Een geschil (Deut. 17:8; Jer. 25:31) of rechtsgeding (Jer. 11:20). De Schrift waarschuwt, zich niet zonder reden in ruzies of geschillen te laten betrekken en noemt iemand die zoiets doet, verstandeloos (Spr. 3:30; 18:6; 20:3). Spreuken 26:17 luidt: „Als wie een hond bij de oren grijpt, is elke voorbijganger die verbolgen wordt bij de ruzie die niet de zijne is.” Daar het „pressen tot toorn” op ruzie uitloopt (Spr. 30:33), heeft langzaam zijn tot toorn het tegengestelde effect. — Spr. 15:18.

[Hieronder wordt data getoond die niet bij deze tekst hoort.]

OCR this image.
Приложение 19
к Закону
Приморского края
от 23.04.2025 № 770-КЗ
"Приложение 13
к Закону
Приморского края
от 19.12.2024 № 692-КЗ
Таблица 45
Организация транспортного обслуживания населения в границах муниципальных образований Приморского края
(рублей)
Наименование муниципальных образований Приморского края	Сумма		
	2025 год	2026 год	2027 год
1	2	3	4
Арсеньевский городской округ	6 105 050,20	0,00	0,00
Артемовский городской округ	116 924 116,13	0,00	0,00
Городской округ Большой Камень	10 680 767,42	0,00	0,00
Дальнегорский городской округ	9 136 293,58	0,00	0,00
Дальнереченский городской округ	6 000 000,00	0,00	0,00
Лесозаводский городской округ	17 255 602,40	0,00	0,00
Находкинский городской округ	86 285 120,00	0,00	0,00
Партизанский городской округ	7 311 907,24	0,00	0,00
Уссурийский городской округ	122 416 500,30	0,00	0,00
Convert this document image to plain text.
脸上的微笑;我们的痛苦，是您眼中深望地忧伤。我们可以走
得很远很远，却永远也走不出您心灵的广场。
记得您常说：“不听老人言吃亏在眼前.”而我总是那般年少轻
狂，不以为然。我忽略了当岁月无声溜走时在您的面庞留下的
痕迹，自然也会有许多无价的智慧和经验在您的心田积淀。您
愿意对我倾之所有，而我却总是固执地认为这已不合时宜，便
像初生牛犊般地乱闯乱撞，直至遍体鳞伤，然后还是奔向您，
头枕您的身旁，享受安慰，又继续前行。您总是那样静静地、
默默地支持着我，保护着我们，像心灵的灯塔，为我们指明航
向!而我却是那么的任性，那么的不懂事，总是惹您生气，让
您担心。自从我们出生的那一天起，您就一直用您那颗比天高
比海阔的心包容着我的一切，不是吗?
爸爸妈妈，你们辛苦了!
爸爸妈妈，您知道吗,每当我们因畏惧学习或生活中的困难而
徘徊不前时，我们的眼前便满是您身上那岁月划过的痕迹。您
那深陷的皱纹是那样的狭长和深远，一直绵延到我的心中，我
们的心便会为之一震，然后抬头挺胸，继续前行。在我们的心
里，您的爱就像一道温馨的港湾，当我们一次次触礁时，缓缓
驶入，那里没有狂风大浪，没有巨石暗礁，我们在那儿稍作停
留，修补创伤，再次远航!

Ruzie verwoest een vredige sfeer (Spr. 17:1) en kan zelfs de zachtmoedigste mensen hun zelfbeheersing doen verliezen. Toen de Israëlieten bijvoorbeeld bij Kades ruzie met Mozes en Aäron zochten omdat er geen water was, lieten dezen zich ertoe verleiden onbezonnen te handelen, waardoor zij het voorrecht verspeelden het Beloofde Land binnen te gaan. Israëls ongerechtvaardigde ruziën met Jehovah’s vertegenwoordigers kwam in feite neer op getwist met Jehovah (Num. 20:2, 3, 10-13; 27:14; Ps. 106:32). Wie op soortgelijke wijze verwikkeld raken in getwist of heftige geschillen met Gods dienstknechten, verkeren in een zeer ernstige positie, een positie die tot de dood kan leiden. — Vergelijk Jesaja 41:8, 11, 12; 54:17.
Wegens de schadelijke uitwerking van ruzie geeft Spreuken 17:14 de raad: „Verwijder u . . . vóórdat de ruzie is uitgebroken.” Abram (Abraham) gaf in dit opzicht een goed voorbeeld. Omdat Abram geen ruzie wilde tussen zijn veehoeders en die van zijn neef Lot, stelde hij voor uiteen te gaan. Onzelfzuchtig liet hij Lot de keuze in welk gebied hij zijn dieren wilde weiden (Gen. 13:7-11). De ontrouwe Israëlieten in de tijd van Jesaja daarentegen handelden niet als hun voorvader Abraham. Over hen wordt gezegd: „Tot ruzie en strijd placht gij te vasten.” Zij vastten alleen maar om naderhand nog meer ruzie met elkaar te maken. — Jes. 58:4.
De Mozaïsche wet bevatte bepalingen hoe er gehandeld moest worden ingeval ruzie lichamelijk letsel tot gevolg had. Ze schreef voor dat er aan de verwonde partij vergoeding betaald moest worden voor de verloren werktijd. — Ex. 21:18, 19.